Op 1 januari 2007 is het Steunpunt Ruimte en Wonen van start gegaan. Het Steunpunt zal tot eind 2011 instaan voor het uitvoeren van het langlopend basisonderzoek en het korte termijn beleidsgericht onderzoek voor de beleidsvelden Wonen en Ruimtelijke Ordening. Binnen het onderzoeksluik Wonen werd het Steunpunt in 2008 belast met de verdere uitvoering van de onderzoeksopdracht ‘Lokaal woonbeleid’. Het eindrapport van deze onderzoeksopdracht ligt nu voor u.
De Vlaamse Wooncode heeft ervoor gezorgd dat de gemeenten een aantal belangrijke uitvoerende taken vervullen in het woonbeleid. De centrale doelstelling van het onderzoek ‘Lokaal woonbeleid’ is het tegemoetkomen aan de informatiebehoefte van zowel de Vlaamse, provinciale als lokale overheden. Het is immers van belang dat de Vlaamse overheid goed geïnformeerd is over de praktijk van het lokale woonbeleid enerzijds, en dat de overheid de gemeenten zoveel mogelijk ondersteunt bij de voorbereiding van het lokaal woonbeleid anderzijds. Dat laatste gebeurt onder meer via het ter beschikking stellen van gegevens.
Het onderzoek werd in 2005 opgestart binnen het kader van het onderzoeksproject ‘Ruimte voor woonbeleid’, uitgevoerd door het toenmalige Kenniscentrum voor Duurzaam Woonbeleid. Na een eerste verkenning van de informatiebehoefte, de samenwerkingsmogelijkheden met provincies en gemeenten en een inventaris van
de beschikbare data, werd een geïntegreerd registratie-instrument uitgewerkt om de veelheid aan gemeentelijke gegevens beschikbaar en bruikbaar te maken voor
de voorbereiding van het lokaal woonbeleid. Anderzijds werd via een webbevraging (najaar 2006 - voorjaar 2007) de informatie die enkel lokaal aanwezig is, bij de
gemeenten en OCMW's opgevraagd en geïntegreerd in hetzelfde databestand.

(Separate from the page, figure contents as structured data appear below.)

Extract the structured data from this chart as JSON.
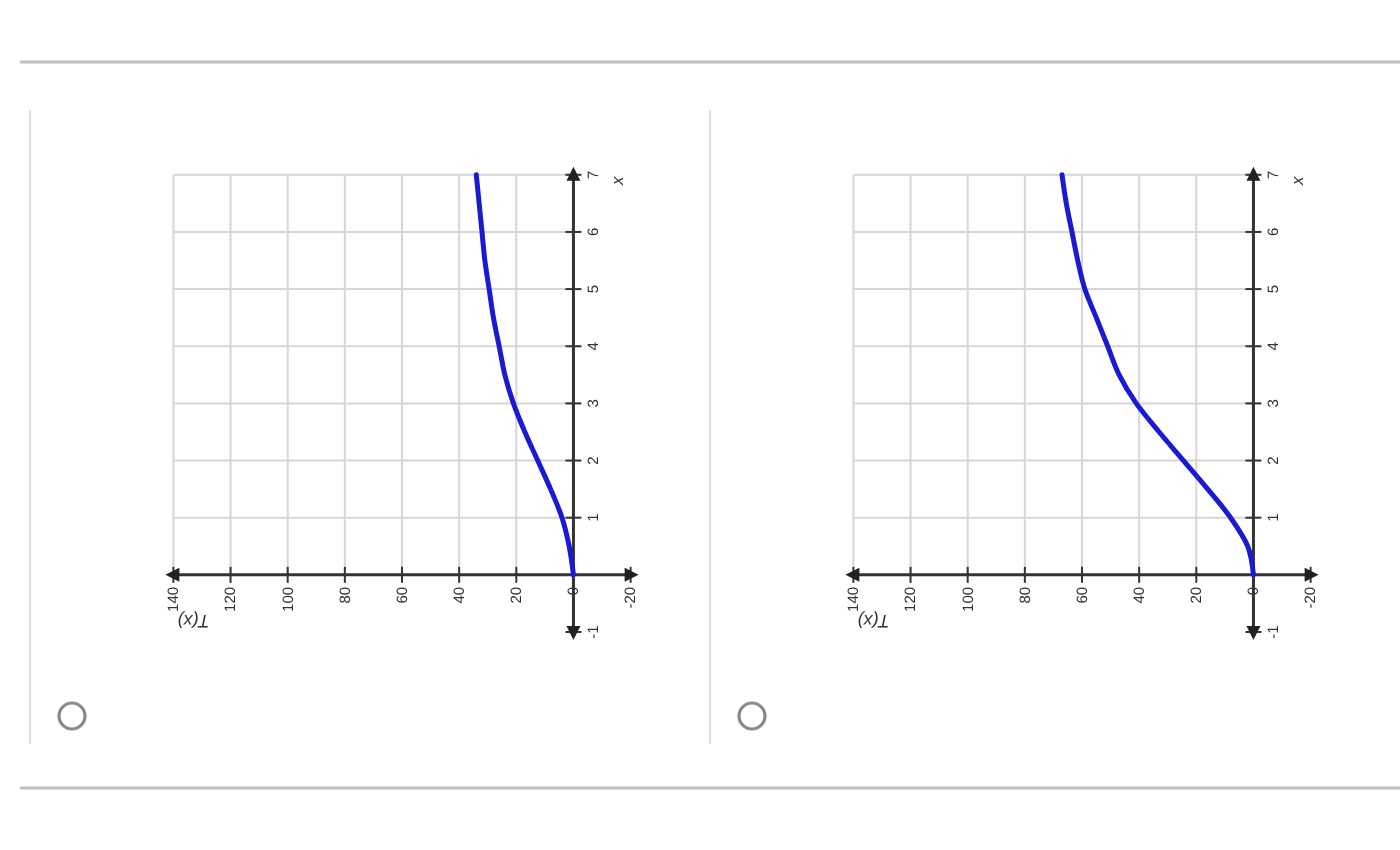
{
  "chart_data": [
    {
      "type": "line",
      "xlabel": "T(x)",
      "ylabel": "x",
      "x": [
        0,
        1.5,
        4,
        8,
        12.5,
        17,
        21,
        24,
        26,
        28,
        29.5,
        31,
        32,
        33,
        34
      ],
      "series": [
        {
          "color": "#1a1ad1",
          "values": [
            0,
            0.5,
            1,
            1.5,
            2,
            2.5,
            3,
            3.5,
            4,
            4.5,
            5,
            5.5,
            6,
            6.5,
            7
          ]
        }
      ],
      "xlim": [
        140,
        -20
      ],
      "ylim": [
        -1,
        7
      ],
      "xticks": [
        140,
        120,
        100,
        80,
        60,
        40,
        20,
        0,
        -20
      ],
      "yticks": [
        -1,
        1,
        2,
        3,
        4,
        5,
        6,
        7
      ],
      "grid": true
    },
    {
      "type": "line",
      "xlabel": "T(x)",
      "ylabel": "x",
      "x": [
        0,
        2,
        8,
        16,
        24.5,
        33,
        41,
        47,
        51,
        55,
        59,
        61.5,
        63.5,
        65.5,
        67
      ],
      "series": [
        {
          "color": "#1a1ad1",
          "values": [
            0,
            0.5,
            1,
            1.5,
            2,
            2.5,
            3,
            3.5,
            4,
            4.5,
            5,
            5.5,
            6,
            6.5,
            7
          ]
        }
      ],
      "xlim": [
        140,
        -20
      ],
      "ylim": [
        -1,
        7
      ],
      "xticks": [
        140,
        120,
        100,
        80,
        60,
        40,
        20,
        0,
        -20
      ],
      "yticks": [
        -1,
        1,
        2,
        3,
        4,
        5,
        6,
        7
      ],
      "grid": true
    }
  ]
}
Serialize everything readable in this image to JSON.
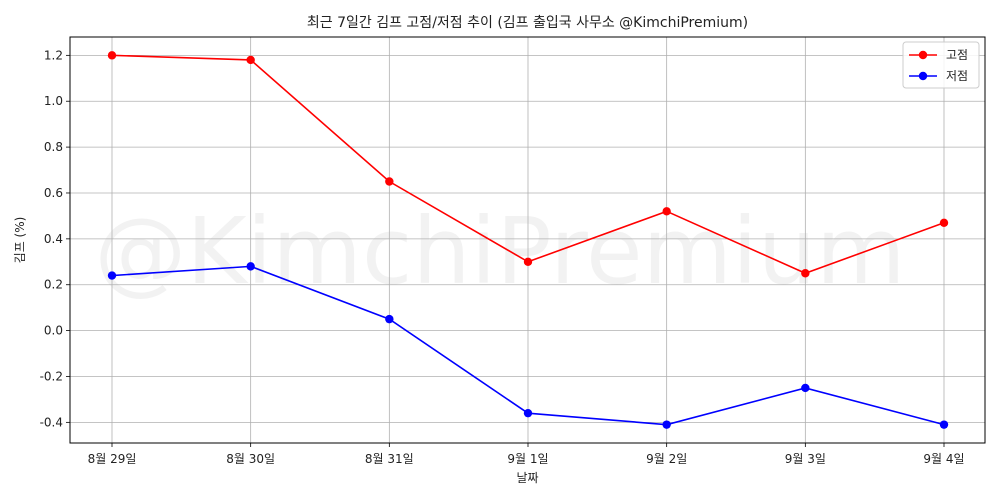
{
  "chart_data": {
    "type": "line",
    "title": "최근 7일간 김프 고점/저점 추이 (김프 출입국 사무소 @KimchiPremium)",
    "xlabel": "날짜",
    "ylabel": "김프 (%)",
    "categories": [
      "8월 29일",
      "8월 30일",
      "8월 31일",
      "9월 1일",
      "9월 2일",
      "9월 3일",
      "9월 4일"
    ],
    "series": [
      {
        "name": "고점",
        "color": "#ff0000",
        "values": [
          1.2,
          1.18,
          0.65,
          0.3,
          0.52,
          0.25,
          0.47
        ]
      },
      {
        "name": "저점",
        "color": "#0000ff",
        "values": [
          0.24,
          0.28,
          0.05,
          -0.36,
          -0.41,
          -0.25,
          -0.41
        ]
      }
    ],
    "ylim": [
      -0.49,
      1.28
    ],
    "yticks": [
      -0.4,
      -0.2,
      0.0,
      0.2,
      0.4,
      0.6,
      0.8,
      1.0,
      1.2
    ],
    "ytick_labels": [
      "-0.4",
      "-0.2",
      "0.0",
      "0.2",
      "0.4",
      "0.6",
      "0.8",
      "1.0",
      "1.2"
    ],
    "grid": true,
    "legend_position": "top-right",
    "watermark": "@KimchiPremium"
  }
}
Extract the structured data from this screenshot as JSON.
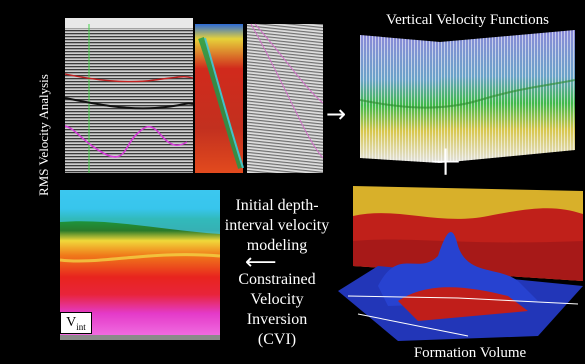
{
  "labels": {
    "rms_velocity_analysis": "RMS Velocity Analysis",
    "vertical_velocity_functions": "Vertical  Velocity Functions",
    "initial_modeling_line1": "Initial depth-",
    "initial_modeling_line2": "interval velocity",
    "initial_modeling_line3": "modeling",
    "cvi_line1": "Constrained",
    "cvi_line2": "Velocity",
    "cvi_line3": "Inversion",
    "cvi_line4": "(CVI)",
    "formation_volume": "Formation Volume",
    "vint_main": "V",
    "vint_sub": "int"
  },
  "symbols": {
    "plus": "+",
    "arrow_right": "→",
    "arrow_left": "⟵"
  },
  "colors": {
    "background": "#000000",
    "text": "#ffffff",
    "seismic_gray": "#9a9a9a",
    "velocity_red": "#d8201c",
    "velocity_green": "#2a9a3a",
    "velocity_cyan": "#2bc7e6",
    "velocity_magenta": "#e22fd0",
    "formation_blue": "#2236b8",
    "formation_yellow": "#d8b02a"
  }
}
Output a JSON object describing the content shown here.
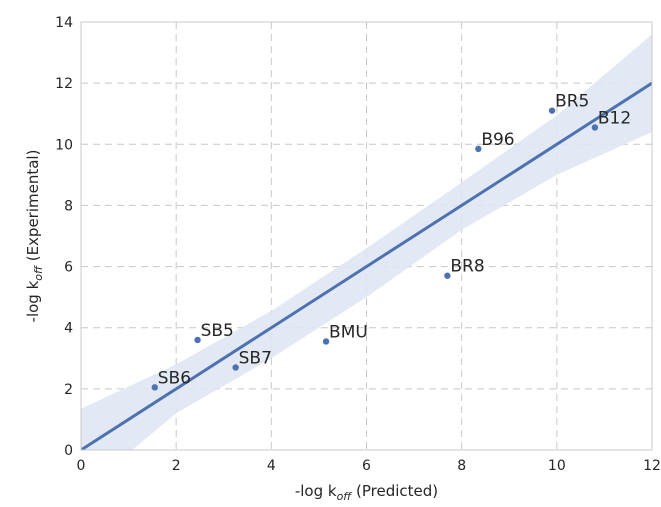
{
  "chart_data": {
    "type": "scatter",
    "xlabel": "-log k<sub>off</sub> (Predicted)",
    "ylabel": "-log k<sub>off</sub> (Experimental)",
    "xlabel_parts": {
      "base": "-log k",
      "sub": "off",
      "suffix": " (Predicted)"
    },
    "ylabel_parts": {
      "base": "-log k",
      "sub": "off",
      "suffix": " (Experimental)"
    },
    "xlim": [
      0,
      12
    ],
    "ylim": [
      0,
      14
    ],
    "xticks": [
      0,
      2,
      4,
      6,
      8,
      10,
      12
    ],
    "yticks": [
      0,
      2,
      4,
      6,
      8,
      10,
      12,
      14
    ],
    "grid": true,
    "points": [
      {
        "label": "SB6",
        "x": 1.55,
        "y": 2.05
      },
      {
        "label": "SB5",
        "x": 2.45,
        "y": 3.6
      },
      {
        "label": "SB7",
        "x": 3.25,
        "y": 2.7
      },
      {
        "label": "BMU",
        "x": 5.15,
        "y": 3.55
      },
      {
        "label": "BR8",
        "x": 7.7,
        "y": 5.7
      },
      {
        "label": "B96",
        "x": 8.35,
        "y": 9.85
      },
      {
        "label": "BR5",
        "x": 9.9,
        "y": 11.1
      },
      {
        "label": "B12",
        "x": 10.8,
        "y": 10.55
      }
    ],
    "regression_line": {
      "x": [
        0,
        12
      ],
      "y": [
        0,
        12
      ]
    },
    "confidence_band": {
      "x": [
        0,
        2,
        4,
        6,
        8,
        10,
        12
      ],
      "upper": [
        1.35,
        2.8,
        4.55,
        6.6,
        8.75,
        10.95,
        13.6
      ],
      "lower": [
        -1.4,
        1.2,
        3.0,
        5.0,
        7.2,
        9.0,
        10.4
      ]
    },
    "colors": {
      "line": "#4c72b0",
      "points": "#4c72b0",
      "band": "#dde5f2",
      "grid": "#c8c8c8"
    }
  }
}
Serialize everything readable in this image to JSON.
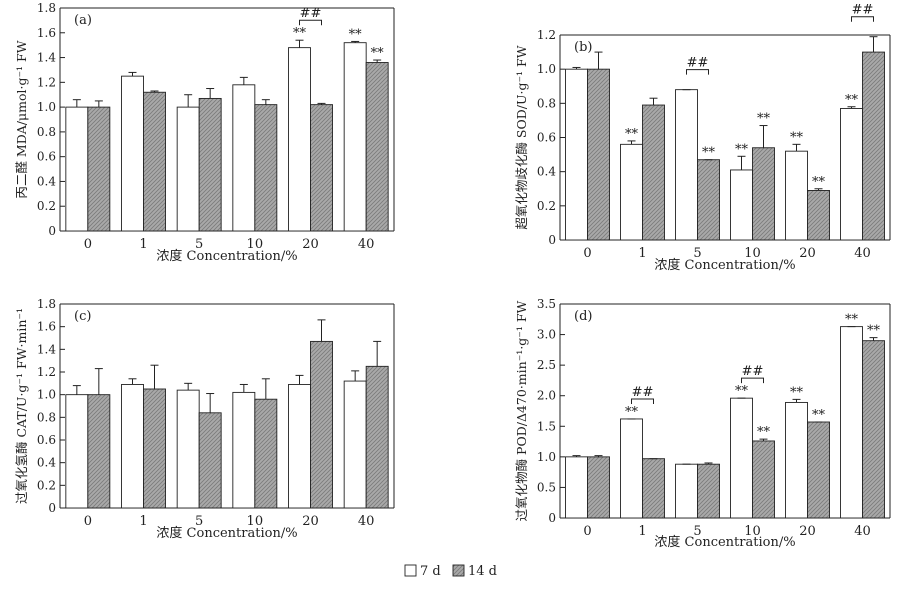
{
  "chart_data": [
    {
      "type": "bar",
      "panel": "(a)",
      "categories": [
        "0",
        "1",
        "5",
        "10",
        "20",
        "40"
      ],
      "xlabel": "浓度 Concentration/%",
      "ylabel": "丙二醛 MDA/μmol·g⁻¹ FW",
      "ylim": [
        0,
        1.8
      ],
      "yticks": [
        "0",
        "0.2",
        "0.4",
        "0.6",
        "0.8",
        "1.0",
        "1.2",
        "1.4",
        "1.6",
        "1.8"
      ],
      "series": [
        {
          "name": "7 d",
          "values": [
            1.0,
            1.25,
            1.0,
            1.18,
            1.48,
            1.52
          ],
          "errors": [
            0.06,
            0.03,
            0.1,
            0.06,
            0.06,
            0.01
          ]
        },
        {
          "name": "14 d",
          "values": [
            1.0,
            1.12,
            1.07,
            1.02,
            1.02,
            1.36
          ],
          "errors": [
            0.05,
            0.01,
            0.08,
            0.04,
            0.01,
            0.02
          ]
        }
      ],
      "sig_7d": [
        "",
        "",
        "",
        "",
        "**",
        "**"
      ],
      "sig_14d": [
        "",
        "",
        "",
        "",
        "",
        "**"
      ],
      "brackets": [
        {
          "category": 4,
          "label": "##"
        }
      ]
    },
    {
      "type": "bar",
      "panel": "(b)",
      "categories": [
        "0",
        "1",
        "5",
        "10",
        "20",
        "40"
      ],
      "xlabel": "浓度 Concentration/%",
      "ylabel": "超氧化物歧化酶 SOD/U·g⁻¹ FW",
      "ylim": [
        0,
        1.2
      ],
      "yticks": [
        "0",
        "0.2",
        "0.4",
        "0.6",
        "0.8",
        "1.0",
        "1.2"
      ],
      "series": [
        {
          "name": "7 d",
          "values": [
            1.0,
            0.56,
            0.88,
            0.41,
            0.52,
            0.77
          ],
          "errors": [
            0.01,
            0.02,
            0.0,
            0.08,
            0.04,
            0.01
          ]
        },
        {
          "name": "14 d",
          "values": [
            1.0,
            0.79,
            0.47,
            0.54,
            0.29,
            1.1
          ],
          "errors": [
            0.1,
            0.04,
            0.0,
            0.13,
            0.01,
            0.09
          ]
        }
      ],
      "sig_7d": [
        "",
        "**",
        "",
        "**",
        "**",
        "**"
      ],
      "sig_14d": [
        "",
        "",
        "**",
        "**",
        "**",
        ""
      ],
      "brackets": [
        {
          "category": 2,
          "label": "##"
        },
        {
          "category": 5,
          "label": "##"
        }
      ]
    },
    {
      "type": "bar",
      "panel": "(c)",
      "categories": [
        "0",
        "1",
        "5",
        "10",
        "20",
        "40"
      ],
      "xlabel": "浓度 Concentration/%",
      "ylabel": "过氧化氢酶 CAT/U·g⁻¹ FW·min⁻¹",
      "ylim": [
        0,
        1.8
      ],
      "yticks": [
        "0",
        "0.2",
        "0.4",
        "0.6",
        "0.8",
        "1.0",
        "1.2",
        "1.4",
        "1.6",
        "1.8"
      ],
      "series": [
        {
          "name": "7 d",
          "values": [
            1.0,
            1.09,
            1.04,
            1.02,
            1.09,
            1.12
          ],
          "errors": [
            0.08,
            0.05,
            0.06,
            0.07,
            0.08,
            0.09
          ]
        },
        {
          "name": "14 d",
          "values": [
            1.0,
            1.05,
            0.84,
            0.96,
            1.47,
            1.25
          ],
          "errors": [
            0.23,
            0.21,
            0.17,
            0.18,
            0.19,
            0.22
          ]
        }
      ],
      "sig_7d": [
        "",
        "",
        "",
        "",
        "",
        ""
      ],
      "sig_14d": [
        "",
        "",
        "",
        "",
        "",
        ""
      ],
      "brackets": []
    },
    {
      "type": "bar",
      "panel": "(d)",
      "categories": [
        "0",
        "1",
        "5",
        "10",
        "20",
        "40"
      ],
      "xlabel": "浓度 Concentration/%",
      "ylabel": "过氧化物酶 POD/Δ470·min⁻¹·g⁻¹ FW",
      "ylim": [
        0,
        3.5
      ],
      "yticks": [
        "0",
        "0.5",
        "1.0",
        "1.5",
        "2.0",
        "2.5",
        "3.0",
        "3.5"
      ],
      "series": [
        {
          "name": "7 d",
          "values": [
            1.0,
            1.62,
            0.88,
            1.96,
            1.89,
            3.13
          ],
          "errors": [
            0.02,
            0.0,
            0.0,
            0.0,
            0.05,
            0.0
          ]
        },
        {
          "name": "14 d",
          "values": [
            1.0,
            0.97,
            0.88,
            1.26,
            1.57,
            2.9
          ],
          "errors": [
            0.02,
            0.0,
            0.02,
            0.03,
            0.0,
            0.05
          ]
        }
      ],
      "sig_7d": [
        "",
        "**",
        "",
        "**",
        "**",
        "**"
      ],
      "sig_14d": [
        "",
        "",
        "",
        "**",
        "**",
        "**"
      ],
      "brackets": [
        {
          "category": 1,
          "label": "##"
        },
        {
          "category": 3,
          "label": "##"
        }
      ]
    }
  ],
  "legend": {
    "items": [
      {
        "label": "7 d",
        "fill": "#ffffff"
      },
      {
        "label": "14 d",
        "fill": "#a8a8a8"
      }
    ],
    "placement": "bottom-center"
  }
}
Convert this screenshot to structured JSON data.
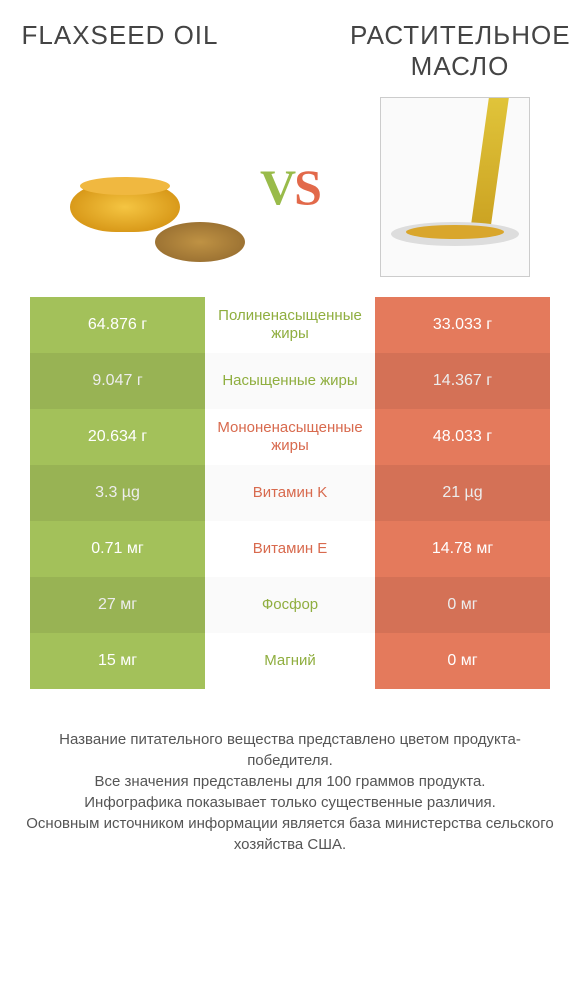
{
  "titles": {
    "left": "Flaxseed oil",
    "right": "Растительное масло"
  },
  "vs": {
    "v": "V",
    "s": "S"
  },
  "colors": {
    "left_bg": "#a3c15a",
    "right_bg": "#e47a5c",
    "left_text": "#8fae3f",
    "right_text": "#d86a4e"
  },
  "rows": [
    {
      "left": "64.876 г",
      "label": "Полиненасыщенные жиры",
      "right": "33.033 г",
      "winner": "left"
    },
    {
      "left": "9.047 г",
      "label": "Насыщенные жиры",
      "right": "14.367 г",
      "winner": "left"
    },
    {
      "left": "20.634 г",
      "label": "Мононенасыщенные жиры",
      "right": "48.033 г",
      "winner": "right"
    },
    {
      "left": "3.3 µg",
      "label": "Витамин K",
      "right": "21 µg",
      "winner": "right"
    },
    {
      "left": "0.71 мг",
      "label": "Витамин E",
      "right": "14.78 мг",
      "winner": "right"
    },
    {
      "left": "27 мг",
      "label": "Фосфор",
      "right": "0 мг",
      "winner": "left"
    },
    {
      "left": "15 мг",
      "label": "Магний",
      "right": "0 мг",
      "winner": "left"
    }
  ],
  "footer": {
    "line1": "Название питательного вещества представлено цветом продукта-победителя.",
    "line2": "Все значения представлены для 100 граммов продукта.",
    "line3": "Инфографика показывает только существенные различия.",
    "line4": "Основным источником информации является база министерства сельского хозяйства США."
  }
}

Dit rapport geeft de voornaamste resultaten van de analyses op dit databestand en schetst een beeld van de praktijk van het lokaal woonbeleid anno 2006. Daaruit
blijkt dat het woonbeleid een plaats verworven heeft in de centrumsteden, in een aantal kleinere steden en in enkele voorbeeldgemeenten daarbuiten. Dit roept de
vraag op of de kleinere gemeente wel voldoende uitgerust is - zowel qua middelen als wat betreft know-how - om een dynamiek op gang te brengen op het vlak van
lokaal woonbeleid.
Het subsidiekader voor projecten ter ondersteuning van het lokaal woonbeleid, opgestart na 2006, lijkt alvast in te spelen op de vastgestelde leemten op het terrein: de regisseursrol van de gemeente en de mogelijkheden die intergemeentelijke samenwerking bieden om het gebrek aan draagkracht in de kleinere gemeenten op te vangen, staan er centraal, alsook het uitwerken van een cijfermatig onderbouwde beleidsvisie. Het hoge aantal subsidieaanvragen geeft aan dat dit ook door de gemeenten zelf als een tekort ervaren wordt. Er zijn ondertussen reeds 17 intergemeentelijke projecten lokaal woonbeleid lopend waaraan in totaal 74 gemeenten participeren en nog dit jaar zullen een aantal nieuwe projecten worden opgestart.